Wednesday, February 24, 2010

Lost and Found, Part Two

Text: Luke 15

Lost doesn't feel good. Oh, it may be an adventure for a while, but when the realization strikes that we don't know where we are, no one else knows where we are, and the prospects for a quick return are diminishing by the second, the adventurous feeling changes into something closer to panic.

The tax collectors and irreligious (the original rendering of what is translated as "sinners" in many versions) folks knew what it was like to be lost. They, like so many of their counterparts today, gave every impression that they didn't care about God, about being in His company. They had filled their needs for acceptance, love, and participation with substitutes that did not satisfy them. So when the real live God showed up in their neighborhood, and took time to meet with them, speak with them, hear about their lives and longings, they continued to come and fill themselves with the best nourishment for mind and spirit they could ever imagine.

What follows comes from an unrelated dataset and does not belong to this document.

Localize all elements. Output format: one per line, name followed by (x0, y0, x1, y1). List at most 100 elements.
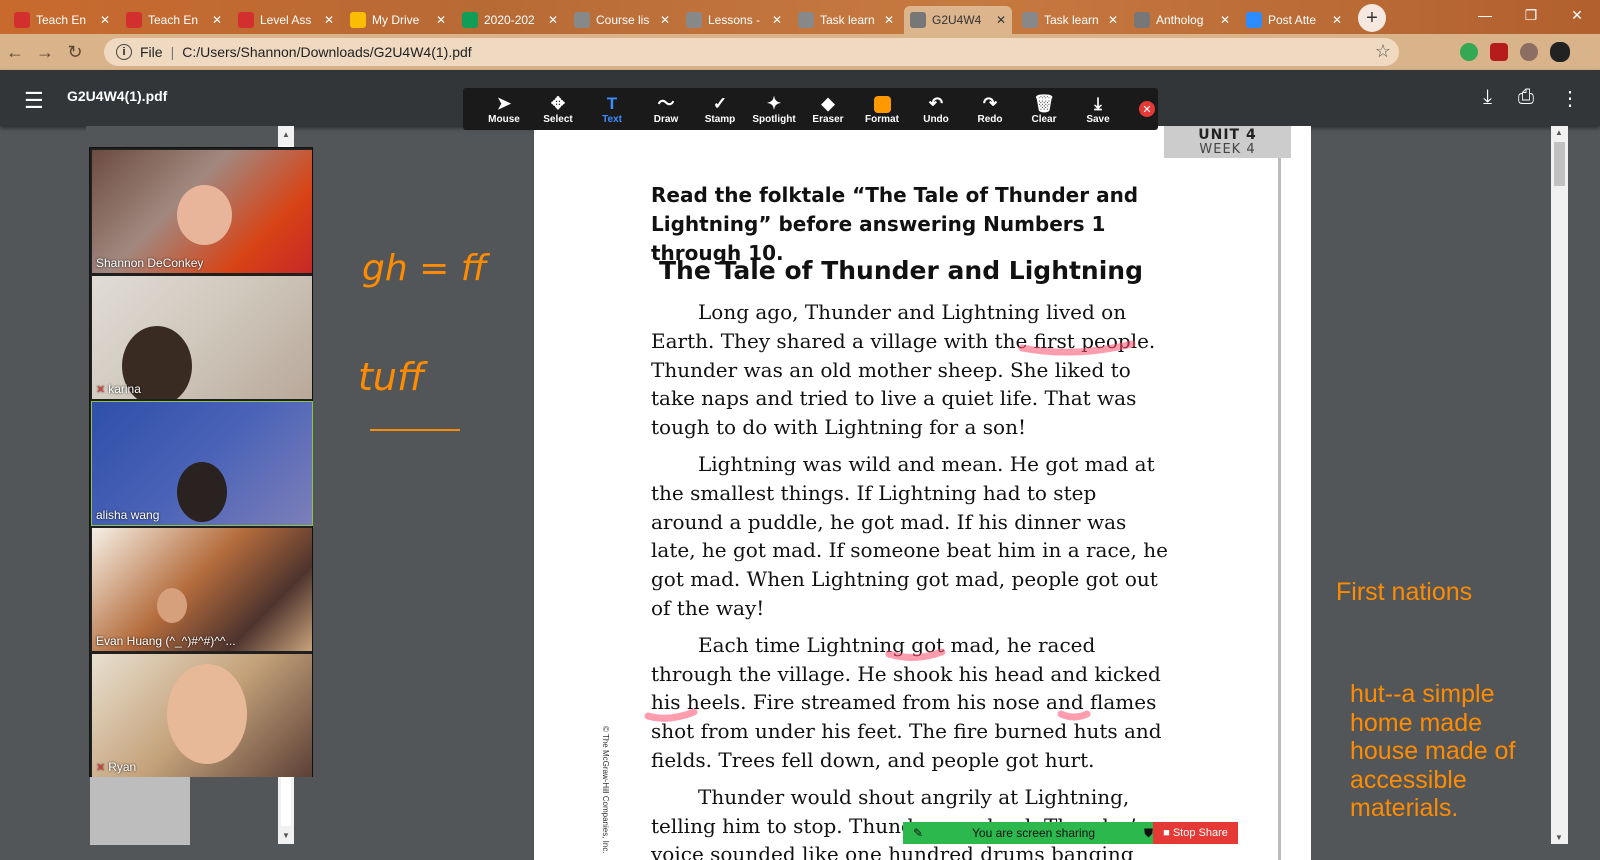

So with the one we know as the prodigal son. After squandering the good stuff from his father's house he still needed to be filled. Lost people continue to eat, not just literally, but figuratively as well. They consume anything which appears for the moment to satisfy the very same needs for love, acceptance, and purpose. Most of what is ingested fills but does not nourish--it takes the pain away temporarily, but it returns in a way that now seems to need more than before. Lost people need something better to eat, and their Father longs to give them the best. So Jesus went to the tax gatherers and drop-outs; the father went searching for his lost son. And the former were filled with the words and presence of Jesus; the latter by his father's lavish banquet. It feels so good to be found and to be fed well again.

Sometimes we eat the junk food of the lost, substitutes for the mind and spirit's real needs; we wander from the father's house, maybe long enough to eat the lesser fare of our culture. During Lent, we should examine our diet and eat so that we may be filled with all the best food for the soul and have much left over to share with the lost ones along our way.